Win64 bugs

Hello!

I've just tried generating Win64 code and the result is not that good.

First of all, XMM registers are saved without reason to do so. Not only
this slows the performance but leads to random crashes too. XMMs are
stored to the stack with MOVAPS instruction which requires 16-byte
alignment which is not always the case. lli.exe (built in debug mode)
randomly crashes on some simple hello-world-alike tests due to misalignment.

Though the most problematic stuff is the lack of 'shadow zone' support
in Win64 ABI. Or maybe I haven't figured out how to turn this on. In
Win64 any function can treat 32 bytes of stack (RSP+08h..RSP+28h just
after the call instruction) as scratch data. VC++ compiler stores
arguments passed in registers there. In debug builds this doesn't get
optimized away.

Consider this C++ code:

#include <stdio.h>

int main () {
  for ( int i=0; i<5; i++ )
    printf ( "%d\n", 0 );
  return 0;
}

Compile it to llvm bytecode with -O0 flag. Then run debug build of
64-bit lli.exe (with -mtriple=x86_64-pc-windows argument). For me it
prints 0's forever.

The reason for this is printf function using shadow zone to store its
arguments. Second arguments goes to the stack at address RSP+10h and
overwrites 'i' variable always resetting it to zero.

Is anyone aware of the second bug? If I have some time I'll try to fix
it by myself but it'd be much better if someone hints me where to start
from.

Hello!

I've just tried generating Win64 code and the result is not that good.

First of all, XMM registers are saved without reason to do so. Not only
this slows the performance but leads to random crashes too. XMMs are
stored to the stack with MOVAPS instruction which requires 16-byte
alignment which is not always the case. lli.exe (built in debug mode)
randomly crashes on some simple hello-world-alike tests due to misalignment.

http://llvm.org/bugs/show_bug.cgi?id=3739 is about the extra XMM
stores; I thought the alignment was working, though...

Though the most problematic stuff is the lack of 'shadow zone' support
in Win64 ABI. Or maybe I haven't figured out how to turn this on. In
Win64 any function can treat 32 bytes of stack (RSP+08h..RSP+28h just
after the call instruction) as scratch data. VC++ compiler stores
arguments passed in registers there. In debug builds this doesn't get
optimized away.

Wow, that's really strange... I'm pretty sure that simply isn't implemented.

-Eli

Though the most problematic stuff is the lack of 'shadow zone' support
in Win64 ABI. Or maybe I haven't figured out how to turn this on. In
Win64 any function can treat 32 bytes of stack (RSP+08h..RSP+28h just
after the call instruction) as scratch data. VC++ compiler stores
arguments passed in registers there. In debug builds this doesn't get
optimized away.

Wow, that's really strange... I'm pretty sure that simply isn't implemented.

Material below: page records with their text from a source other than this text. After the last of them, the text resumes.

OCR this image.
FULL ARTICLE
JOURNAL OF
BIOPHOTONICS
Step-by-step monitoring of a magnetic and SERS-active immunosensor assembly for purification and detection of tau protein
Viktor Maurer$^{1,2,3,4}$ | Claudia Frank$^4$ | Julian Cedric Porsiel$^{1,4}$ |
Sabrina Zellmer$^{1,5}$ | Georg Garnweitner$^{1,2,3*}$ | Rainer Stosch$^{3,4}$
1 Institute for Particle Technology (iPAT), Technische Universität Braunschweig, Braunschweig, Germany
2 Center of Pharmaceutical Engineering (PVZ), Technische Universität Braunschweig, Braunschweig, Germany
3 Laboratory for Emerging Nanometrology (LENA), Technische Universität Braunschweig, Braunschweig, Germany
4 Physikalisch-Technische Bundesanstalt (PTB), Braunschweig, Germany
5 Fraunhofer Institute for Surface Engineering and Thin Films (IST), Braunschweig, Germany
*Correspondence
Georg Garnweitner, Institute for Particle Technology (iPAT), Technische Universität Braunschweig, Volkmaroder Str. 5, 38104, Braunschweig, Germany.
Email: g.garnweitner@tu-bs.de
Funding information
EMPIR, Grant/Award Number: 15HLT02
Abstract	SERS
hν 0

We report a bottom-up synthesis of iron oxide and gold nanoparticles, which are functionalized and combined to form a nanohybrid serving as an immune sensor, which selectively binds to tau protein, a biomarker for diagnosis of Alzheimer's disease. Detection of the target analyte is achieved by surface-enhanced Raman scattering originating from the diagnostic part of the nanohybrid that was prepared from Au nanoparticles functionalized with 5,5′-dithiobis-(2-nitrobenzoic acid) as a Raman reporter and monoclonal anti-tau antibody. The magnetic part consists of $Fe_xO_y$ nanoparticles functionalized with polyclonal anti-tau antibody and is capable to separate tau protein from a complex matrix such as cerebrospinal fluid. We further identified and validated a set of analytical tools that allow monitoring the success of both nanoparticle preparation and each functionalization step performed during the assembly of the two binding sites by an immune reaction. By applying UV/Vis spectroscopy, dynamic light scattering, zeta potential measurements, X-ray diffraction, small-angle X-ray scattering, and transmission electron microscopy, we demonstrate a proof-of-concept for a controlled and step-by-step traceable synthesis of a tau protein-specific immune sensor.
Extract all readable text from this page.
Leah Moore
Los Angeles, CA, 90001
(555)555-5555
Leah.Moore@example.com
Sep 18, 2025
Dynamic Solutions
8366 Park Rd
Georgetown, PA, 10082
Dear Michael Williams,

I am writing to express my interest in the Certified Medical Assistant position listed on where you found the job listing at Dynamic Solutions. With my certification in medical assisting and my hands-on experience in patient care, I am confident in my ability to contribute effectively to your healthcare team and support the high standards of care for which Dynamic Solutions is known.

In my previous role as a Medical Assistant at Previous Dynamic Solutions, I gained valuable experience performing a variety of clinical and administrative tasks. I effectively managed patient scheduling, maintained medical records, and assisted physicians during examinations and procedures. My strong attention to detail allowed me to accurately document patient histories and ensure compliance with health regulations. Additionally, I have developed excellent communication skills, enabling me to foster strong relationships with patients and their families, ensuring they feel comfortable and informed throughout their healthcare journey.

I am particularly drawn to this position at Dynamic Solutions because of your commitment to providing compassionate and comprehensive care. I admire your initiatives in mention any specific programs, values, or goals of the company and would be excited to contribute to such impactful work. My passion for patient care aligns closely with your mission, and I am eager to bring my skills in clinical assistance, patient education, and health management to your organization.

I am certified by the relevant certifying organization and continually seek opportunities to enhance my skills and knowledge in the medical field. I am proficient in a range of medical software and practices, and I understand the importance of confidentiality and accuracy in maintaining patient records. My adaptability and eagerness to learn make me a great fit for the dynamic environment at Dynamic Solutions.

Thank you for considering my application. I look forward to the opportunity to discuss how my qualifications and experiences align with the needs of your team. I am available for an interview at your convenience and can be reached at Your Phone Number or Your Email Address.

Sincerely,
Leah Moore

Another side effect is function with more that four arguments. It won't
work if LLVM/VC++ code is mixed. That's again because of abscence of
32-byte gap between stack top and arguments.

E.g.:
int main () {
  printf ( "%d %d %d %d\n", 1, 2, 3, 4 );
  return 0;
}

Output:
1 2 3 0

Any ideas on how hard would it be to fix?

Hi Peter,

The attached patch is a workaround for the XMM misalignment issue. Basically
it uses the fallback method of saving and restoring registers on the stack,
which does work correctly with alignment. If I recall correctly it also
doesn't save any registers unnecessarily, but I could be wrong about that.

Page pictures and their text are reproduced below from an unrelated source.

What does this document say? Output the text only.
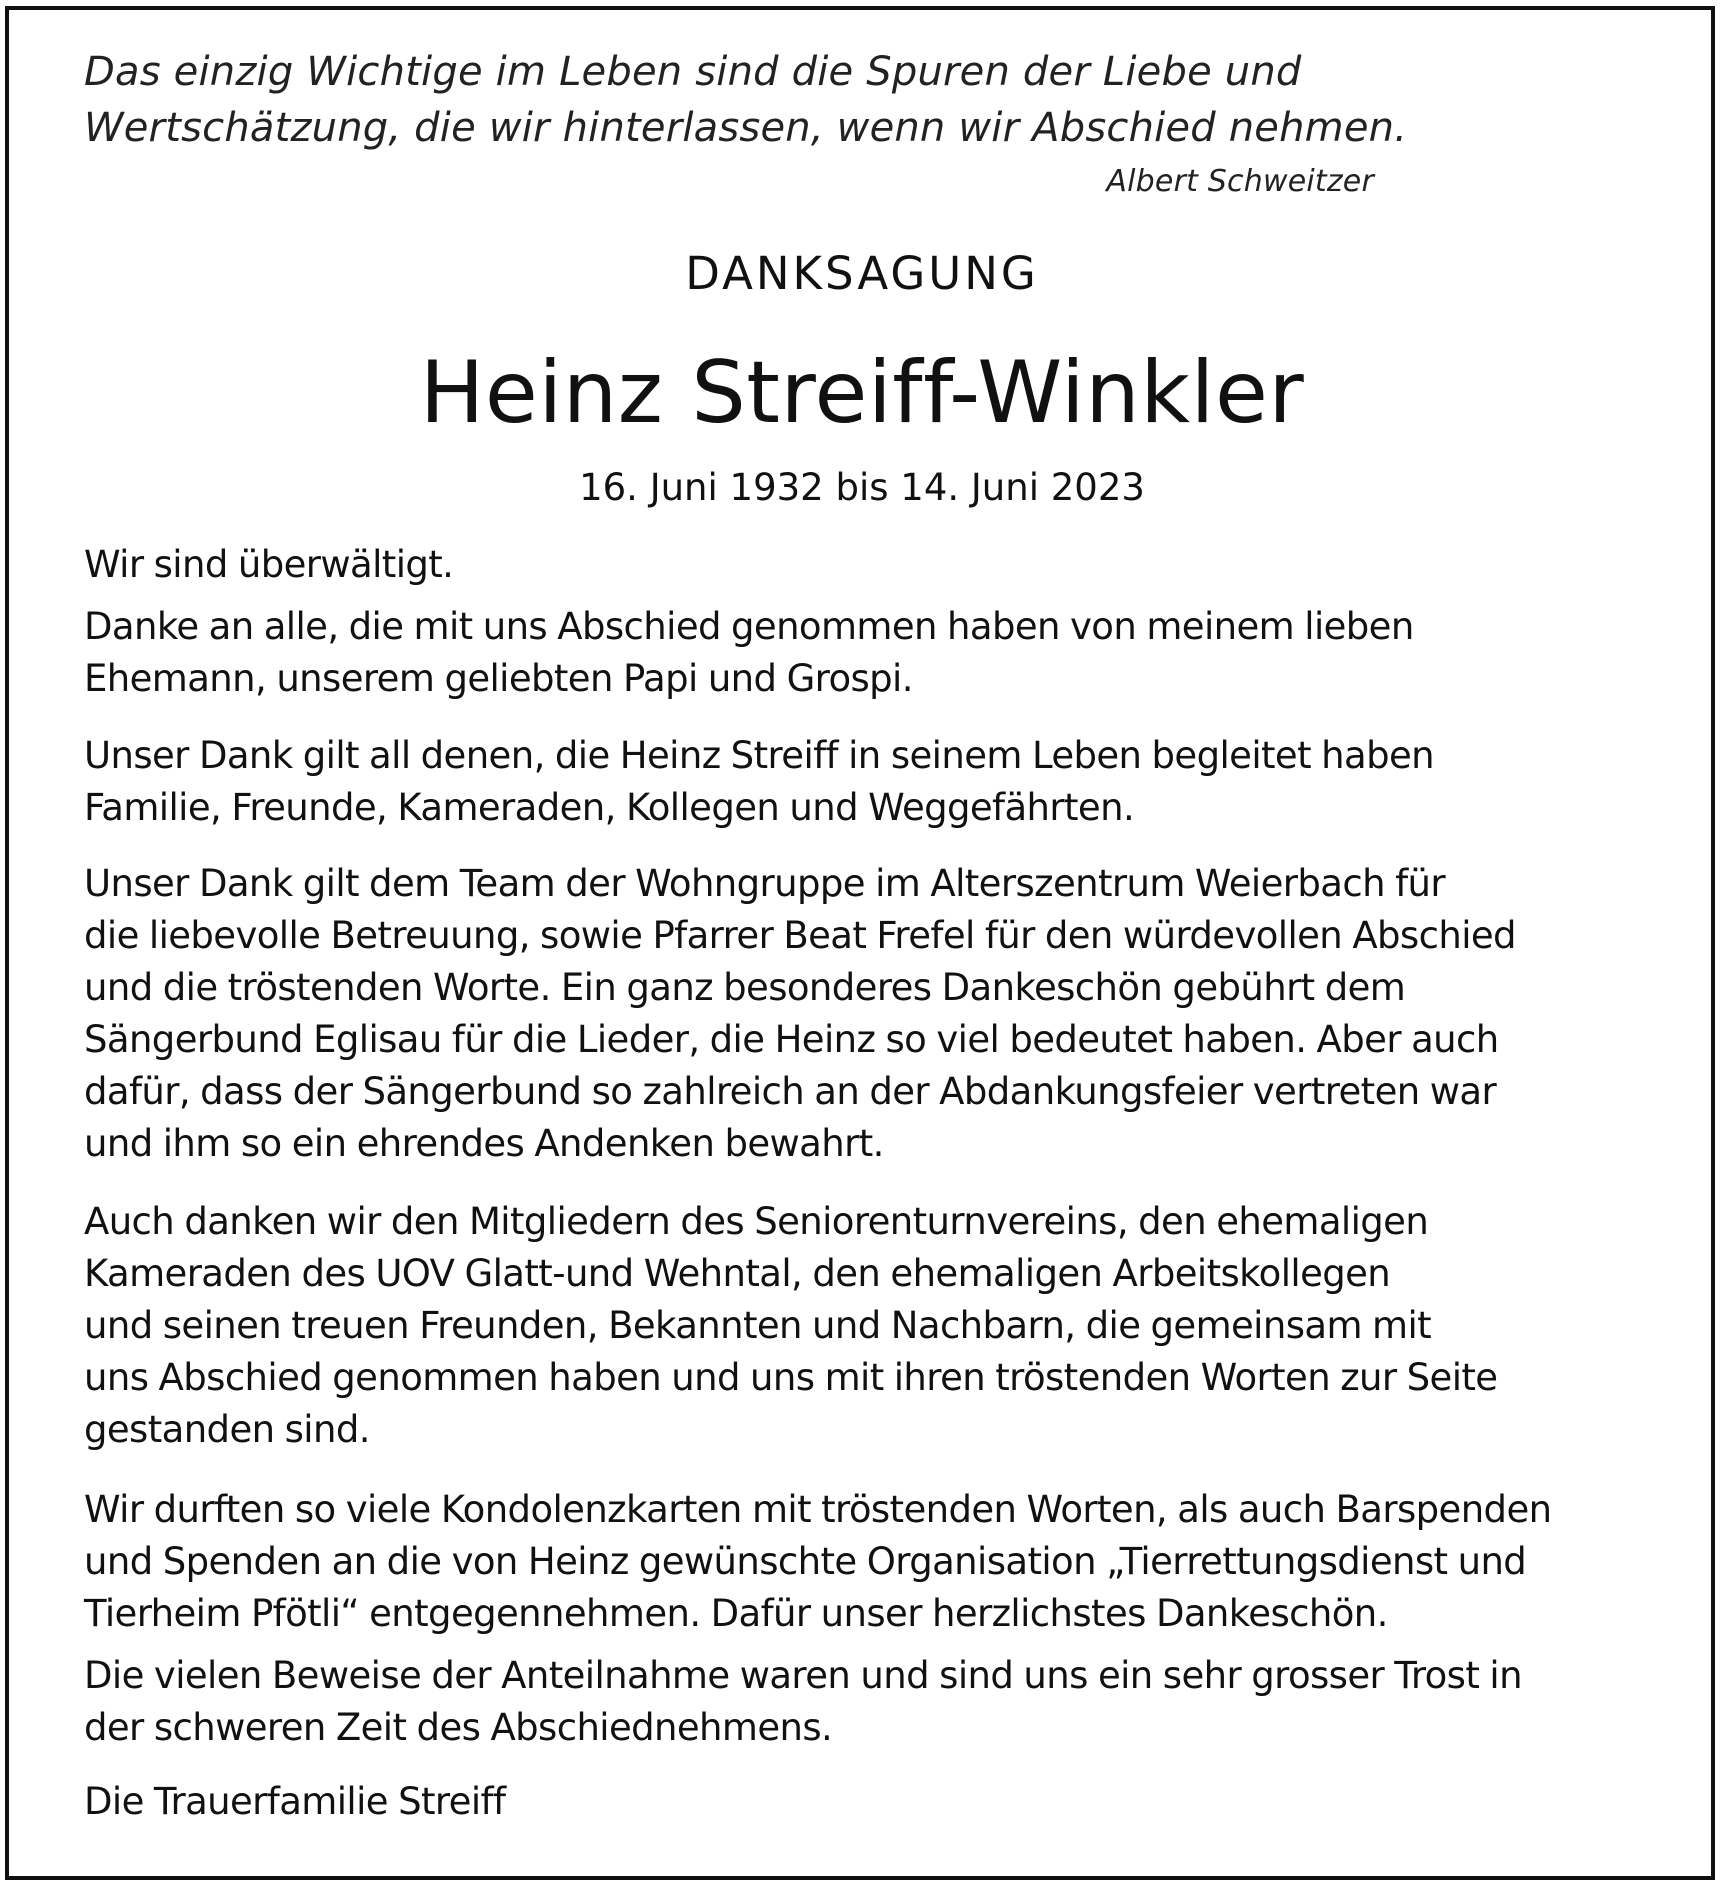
Das einzig Wichtige im Leben sind die Spuren der Liebe und
Wertschätzung, die wir hinterlassen, wenn wir Abschied nehmen.
Albert Schweitzer
DANKSAGUNG
Heinz Streiff-Winkler
16. Juni 1932 bis 14. Juni 2023
Wir sind überwältigt.
Danke an alle, die mit uns Abschied genommen haben von meinem lieben
Ehemann, unserem geliebten Papi und Grospi.
Unser Dank gilt all denen, die Heinz Streiff in seinem Leben begleitet haben
Familie, Freunde, Kameraden, Kollegen und Weggefährten.
Unser Dank gilt dem Team der Wohngruppe im Alterszentrum Weierbach für
die liebevolle Betreuung, sowie Pfarrer Beat Frefel für den würdevollen Abschied
und die tröstenden Worte. Ein ganz besonderes Dankeschön gebührt dem
Sängerbund Eglisau für die Lieder, die Heinz so viel bedeutet haben. Aber auch
dafür, dass der Sängerbund so zahlreich an der Abdankungsfeier vertreten war
und ihm so ein ehrendes Andenken bewahrt.
Auch danken wir den Mitgliedern des Seniorenturnvereins, den ehemaligen
Kameraden des UOV Glatt-und Wehntal, den ehemaligen Arbeitskollegen
und seinen treuen Freunden, Bekannten und Nachbarn, die gemeinsam mit
uns Abschied genommen haben und uns mit ihren tröstenden Worten zur Seite
gestanden sind.
Wir durften so viele Kondolenzkarten mit tröstenden Worten, als auch Barspenden
und Spenden an die von Heinz gewünschte Organisation „Tierrettungsdienst und
Tierheim Pfötli“ entgegennehmen. Dafür unser herzlichstes Dankeschön.
Die vielen Beweise der Anteilnahme waren und sind uns ein sehr grosser Trost in
der schweren Zeit des Abschiednehmens.
Die Trauerfamilie Streiff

Anyway, it's hack, but if all you want for now is to be able to work with
Win64 and use SSE this might offer a solution.

I wasn't aware of the second bug you're describing, but the one in your
latest e-mail about not being able to have more than four arguments I'm
experiencing as well. I'm afraid I haven't found any workaround for that
yet.

Cheers,

Nicolas

Win64workaround.patch (905 Bytes)

Anton K has a patch for this that we have been using successfully internally but he is still working out issues with regards to certain parameter types, in particular MMX/SSE params, that I believe he was going to fix before committing it. I'm sure he'll weigh into this discussion.

Stefanus

Stefanus Du Toit wrote:

The attached patch is a workaround for the XMM misalignment issue. Basically
it uses the fallback method of saving and restoring registers on the stack,
which does work correctly with alignment. If I recall correctly it also
doesn't save any registers unnecessarily, but I could be wrong about that.

Anyway, it's hack, but if all you want for now is to be able to work with
Win64 and use SSE this might offer a solution.

Thanks a lot! I'll try it when I'm back from the vacation.

Hello, Peter

Working patch even if incomplete would be great. I'll be out of
discussion for a week or so but since this is a "stopper" bug for me I'd
appreciate posting work in progress here.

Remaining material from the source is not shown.